2.8 Gift set. The same thing as the chocolate one except vanilla. Aroma and flavor was strictly vanilla. Nothing special.
3.5 2006 x-mas set...red amber no head present...smells heavy syrupy, very mild oak muddled...instant sweetness, vanilla present...6.5 for flavor would be ideal but I can’t give this a half score so i went ahead with the 7...well done Michelob, well done, an unexpected delight...easy going for the 10% that it is, although the finish is very tainted with pure alcohol
0.7 Ick, tastes like shitty cough syrup. Had this one year, then another, it really sucks. Alcohol taste to strng, vanilla, not so, well, vanilla. This does not deserve the rating it has. People just think they are getting a luxury product and rate accordingly. The power of marketing amazes me.
3.1 Bottle (Thanks John, you ass): The bottle appears to be shaped like a suppository and quickly earns the name Anal Bombshell.
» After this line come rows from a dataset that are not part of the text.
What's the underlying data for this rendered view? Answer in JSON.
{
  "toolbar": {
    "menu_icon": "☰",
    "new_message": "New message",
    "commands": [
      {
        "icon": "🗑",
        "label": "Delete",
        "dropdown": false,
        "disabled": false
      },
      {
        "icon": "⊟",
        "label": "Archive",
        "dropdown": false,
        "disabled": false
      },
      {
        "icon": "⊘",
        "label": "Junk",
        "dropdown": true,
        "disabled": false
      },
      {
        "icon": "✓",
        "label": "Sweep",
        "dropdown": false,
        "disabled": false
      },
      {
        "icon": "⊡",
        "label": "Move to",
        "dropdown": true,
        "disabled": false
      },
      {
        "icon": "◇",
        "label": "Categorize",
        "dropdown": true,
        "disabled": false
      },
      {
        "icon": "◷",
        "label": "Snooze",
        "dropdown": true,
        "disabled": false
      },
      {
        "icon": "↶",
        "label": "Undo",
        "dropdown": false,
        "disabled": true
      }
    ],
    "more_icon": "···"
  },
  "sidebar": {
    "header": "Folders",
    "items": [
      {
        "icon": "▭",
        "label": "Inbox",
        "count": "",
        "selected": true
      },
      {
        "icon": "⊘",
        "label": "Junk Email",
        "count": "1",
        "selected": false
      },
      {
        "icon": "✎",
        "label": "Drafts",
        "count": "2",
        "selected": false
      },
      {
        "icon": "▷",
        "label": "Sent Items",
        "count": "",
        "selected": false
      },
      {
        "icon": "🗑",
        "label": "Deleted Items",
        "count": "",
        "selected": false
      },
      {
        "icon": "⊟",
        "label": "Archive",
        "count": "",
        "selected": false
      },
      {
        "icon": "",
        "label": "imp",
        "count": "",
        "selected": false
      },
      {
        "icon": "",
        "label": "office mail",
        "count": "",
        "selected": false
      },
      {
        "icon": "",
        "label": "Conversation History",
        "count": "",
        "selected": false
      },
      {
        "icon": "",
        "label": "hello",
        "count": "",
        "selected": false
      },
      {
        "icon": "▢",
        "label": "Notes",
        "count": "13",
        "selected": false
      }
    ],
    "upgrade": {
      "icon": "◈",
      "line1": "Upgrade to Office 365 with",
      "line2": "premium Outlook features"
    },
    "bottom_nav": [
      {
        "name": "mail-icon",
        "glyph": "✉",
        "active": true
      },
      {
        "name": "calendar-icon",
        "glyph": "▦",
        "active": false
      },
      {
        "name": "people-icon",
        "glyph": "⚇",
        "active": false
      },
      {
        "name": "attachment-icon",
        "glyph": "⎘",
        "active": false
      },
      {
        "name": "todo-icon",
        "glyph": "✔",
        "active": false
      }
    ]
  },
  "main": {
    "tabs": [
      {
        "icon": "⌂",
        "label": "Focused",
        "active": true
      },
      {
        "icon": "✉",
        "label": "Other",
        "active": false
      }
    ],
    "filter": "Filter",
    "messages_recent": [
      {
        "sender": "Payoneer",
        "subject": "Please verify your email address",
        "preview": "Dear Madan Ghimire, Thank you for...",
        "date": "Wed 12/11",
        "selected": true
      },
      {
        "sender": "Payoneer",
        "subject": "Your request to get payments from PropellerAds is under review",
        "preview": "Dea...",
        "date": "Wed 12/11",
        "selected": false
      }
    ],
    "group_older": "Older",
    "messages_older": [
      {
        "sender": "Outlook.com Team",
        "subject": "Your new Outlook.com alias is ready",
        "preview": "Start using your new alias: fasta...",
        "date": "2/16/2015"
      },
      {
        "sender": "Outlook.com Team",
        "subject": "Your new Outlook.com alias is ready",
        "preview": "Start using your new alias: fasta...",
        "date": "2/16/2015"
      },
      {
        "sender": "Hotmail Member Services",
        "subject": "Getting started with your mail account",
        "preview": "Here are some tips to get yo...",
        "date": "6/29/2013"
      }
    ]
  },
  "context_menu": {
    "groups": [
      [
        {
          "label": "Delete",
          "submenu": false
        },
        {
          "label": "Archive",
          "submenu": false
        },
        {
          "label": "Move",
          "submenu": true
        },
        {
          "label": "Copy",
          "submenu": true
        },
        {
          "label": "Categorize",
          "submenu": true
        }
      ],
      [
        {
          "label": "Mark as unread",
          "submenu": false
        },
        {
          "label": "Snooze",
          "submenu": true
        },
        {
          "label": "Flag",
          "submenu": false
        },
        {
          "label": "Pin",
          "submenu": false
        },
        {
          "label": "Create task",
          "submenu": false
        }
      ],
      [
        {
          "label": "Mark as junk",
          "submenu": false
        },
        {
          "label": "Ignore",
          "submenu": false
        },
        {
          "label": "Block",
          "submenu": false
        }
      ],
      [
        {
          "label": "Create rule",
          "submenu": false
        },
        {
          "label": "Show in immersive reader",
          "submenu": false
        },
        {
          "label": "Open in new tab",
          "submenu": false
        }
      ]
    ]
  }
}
The beer pours a bloody stool color, with a white head. It smells of an assy sweetness, some alcohol, and some brown malts. The delicate flavors of vanilla extract, oak tree excrement, stale assy malts, and wood chips, it’s as if the brewer used an oak funnel to pour this into his own ass before bottling by shoving the bottle up there. In the end it really wasn’t that bad, but it just tasted like a fake oak aged beer. Too much vanilla extract, and you could tell it was oak chips, not the real thing.